Cepeda continued his top notch performances in the Classic in 2013, where he returned with Cuba and promptly posted another outstanding 474/.615/.895 line, driving in 5, scoring 7.

In 2014, Cuba returned to the Serie del Caribe for the first time since 1959, but finished with a disappointing 1-3 record. The 2015 team, looking for a bit of redemption, was led by a resurgent Frederich Cepeda, who batted .471, hit two doubles, a triple and drove in 7. Of those 7 RBIs, 6 came in the semi-final and final game, as Cepeda helped to spearhead a Cuban comeback from a 4-0 deficit to win 8-4 in the semifinal game against Venezuela. For his efforts, Cepeda was named the tournament’s MVP.

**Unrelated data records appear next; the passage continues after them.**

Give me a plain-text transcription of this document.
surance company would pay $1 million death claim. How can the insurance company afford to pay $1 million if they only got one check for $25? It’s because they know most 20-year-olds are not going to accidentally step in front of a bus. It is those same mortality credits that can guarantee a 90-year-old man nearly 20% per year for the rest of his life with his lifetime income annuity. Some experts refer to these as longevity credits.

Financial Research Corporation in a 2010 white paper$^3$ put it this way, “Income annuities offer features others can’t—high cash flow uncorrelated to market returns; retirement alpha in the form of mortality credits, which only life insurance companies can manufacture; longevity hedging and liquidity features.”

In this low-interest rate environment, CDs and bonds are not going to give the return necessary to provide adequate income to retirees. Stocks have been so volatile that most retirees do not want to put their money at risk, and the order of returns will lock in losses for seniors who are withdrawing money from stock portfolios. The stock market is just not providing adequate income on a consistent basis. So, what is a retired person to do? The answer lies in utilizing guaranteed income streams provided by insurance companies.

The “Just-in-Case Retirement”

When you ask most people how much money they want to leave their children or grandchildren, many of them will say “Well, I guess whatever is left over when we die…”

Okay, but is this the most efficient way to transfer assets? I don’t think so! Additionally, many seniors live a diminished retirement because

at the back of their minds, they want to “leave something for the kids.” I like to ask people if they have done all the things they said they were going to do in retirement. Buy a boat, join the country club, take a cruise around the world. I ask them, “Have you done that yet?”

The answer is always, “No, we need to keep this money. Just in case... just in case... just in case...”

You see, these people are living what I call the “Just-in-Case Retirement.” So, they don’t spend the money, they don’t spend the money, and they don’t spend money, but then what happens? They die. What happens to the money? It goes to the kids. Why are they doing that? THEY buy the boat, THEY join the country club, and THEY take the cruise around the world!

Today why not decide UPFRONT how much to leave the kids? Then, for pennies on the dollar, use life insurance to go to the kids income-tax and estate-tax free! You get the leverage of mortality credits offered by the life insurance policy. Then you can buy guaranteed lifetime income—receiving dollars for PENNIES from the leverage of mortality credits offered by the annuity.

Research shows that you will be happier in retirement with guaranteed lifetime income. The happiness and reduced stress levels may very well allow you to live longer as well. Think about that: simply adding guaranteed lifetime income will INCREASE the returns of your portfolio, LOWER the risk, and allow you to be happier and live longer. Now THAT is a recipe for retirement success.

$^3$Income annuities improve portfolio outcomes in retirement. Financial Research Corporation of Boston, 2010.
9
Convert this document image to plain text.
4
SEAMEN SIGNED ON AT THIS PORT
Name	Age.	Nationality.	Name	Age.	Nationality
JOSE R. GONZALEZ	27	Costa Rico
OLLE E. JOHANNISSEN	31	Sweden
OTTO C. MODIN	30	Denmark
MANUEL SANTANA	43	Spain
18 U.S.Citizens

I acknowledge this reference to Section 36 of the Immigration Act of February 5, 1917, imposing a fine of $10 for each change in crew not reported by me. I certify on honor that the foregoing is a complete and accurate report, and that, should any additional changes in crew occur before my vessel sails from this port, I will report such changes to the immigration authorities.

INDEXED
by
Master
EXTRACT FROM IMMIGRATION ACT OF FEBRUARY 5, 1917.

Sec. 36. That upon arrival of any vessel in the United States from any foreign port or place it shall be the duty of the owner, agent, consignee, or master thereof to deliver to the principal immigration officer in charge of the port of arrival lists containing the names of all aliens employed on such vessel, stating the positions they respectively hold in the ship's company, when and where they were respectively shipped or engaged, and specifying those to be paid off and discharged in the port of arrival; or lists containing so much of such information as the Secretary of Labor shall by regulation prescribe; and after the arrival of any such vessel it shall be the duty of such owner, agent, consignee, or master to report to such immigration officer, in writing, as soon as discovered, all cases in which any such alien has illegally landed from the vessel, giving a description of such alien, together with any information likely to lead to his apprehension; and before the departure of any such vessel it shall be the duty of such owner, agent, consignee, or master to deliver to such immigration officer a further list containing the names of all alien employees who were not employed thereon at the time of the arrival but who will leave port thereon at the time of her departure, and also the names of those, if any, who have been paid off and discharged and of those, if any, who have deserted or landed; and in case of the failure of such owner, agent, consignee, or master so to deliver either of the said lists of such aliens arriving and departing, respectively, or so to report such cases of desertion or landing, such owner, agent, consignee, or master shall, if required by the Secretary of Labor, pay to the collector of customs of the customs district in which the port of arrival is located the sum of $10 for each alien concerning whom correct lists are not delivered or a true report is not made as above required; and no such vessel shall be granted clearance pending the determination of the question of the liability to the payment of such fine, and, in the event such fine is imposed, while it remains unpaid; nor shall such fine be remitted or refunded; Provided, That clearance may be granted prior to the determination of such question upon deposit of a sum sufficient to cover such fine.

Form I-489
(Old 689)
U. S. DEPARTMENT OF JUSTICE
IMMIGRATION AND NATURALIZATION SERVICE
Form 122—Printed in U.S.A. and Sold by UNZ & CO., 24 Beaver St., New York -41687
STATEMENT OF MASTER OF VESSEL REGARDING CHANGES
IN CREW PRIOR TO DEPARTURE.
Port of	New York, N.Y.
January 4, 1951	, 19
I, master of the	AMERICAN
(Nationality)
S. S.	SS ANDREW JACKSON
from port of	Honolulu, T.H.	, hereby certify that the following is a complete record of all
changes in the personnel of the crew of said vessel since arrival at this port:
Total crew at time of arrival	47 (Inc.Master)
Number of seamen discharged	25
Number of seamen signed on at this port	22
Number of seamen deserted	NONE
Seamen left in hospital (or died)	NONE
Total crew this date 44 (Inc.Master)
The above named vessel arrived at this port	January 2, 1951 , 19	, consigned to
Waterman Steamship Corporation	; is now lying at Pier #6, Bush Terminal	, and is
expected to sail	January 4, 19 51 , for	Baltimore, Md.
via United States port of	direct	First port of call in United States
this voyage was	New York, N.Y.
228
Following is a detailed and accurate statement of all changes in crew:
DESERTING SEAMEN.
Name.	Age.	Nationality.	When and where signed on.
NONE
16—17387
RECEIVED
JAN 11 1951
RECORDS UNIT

Coming into the 2017 Classic, Cepeda is clearly on the downward arc of his career. He has struggled both at the plate, and with injuries, during his time with the Yomiuri Giants in NPB, and has played only sporadically in the Serie Nacional. It is likely that for Cepeda, the 2017 Classic will be the last hurrah for his outstanding career as in international baseballer. And what a career it has been. Olympic gold and silver medals. A WBC silver. 2 Pan Am golds and a bronze. A Serie del Caribe gold. 2 golds and 2 silvers at the Baseball World Cup. In the WBC alone, Cepeda is the all-time leader (or is tied for the lead) in hits with 31, home runs with 6, doubles with 8, walks with 15, total bases at 46, RBIs with 23, and runs scored with 17.

If you’ve never gotten a chance to watch Cepeda, you might want to put in the effort to catch one of the Cuban games from Tokyo. With the way the MLB has become so well covered and broadcast, there are no more great MLB players which we will never get a chance to see, the way that our parents and grandparents may have felt about players in other leagues or far away cities. But Frederich Cepeda is one of the most talented and accomplished baseball players of the past two decades whom you’ve likely never really gotten a chance to watch. And if prior Classics are any indication, then Cepeda might have saved up one last magical run with the bat to help push his Nacionales into the second round.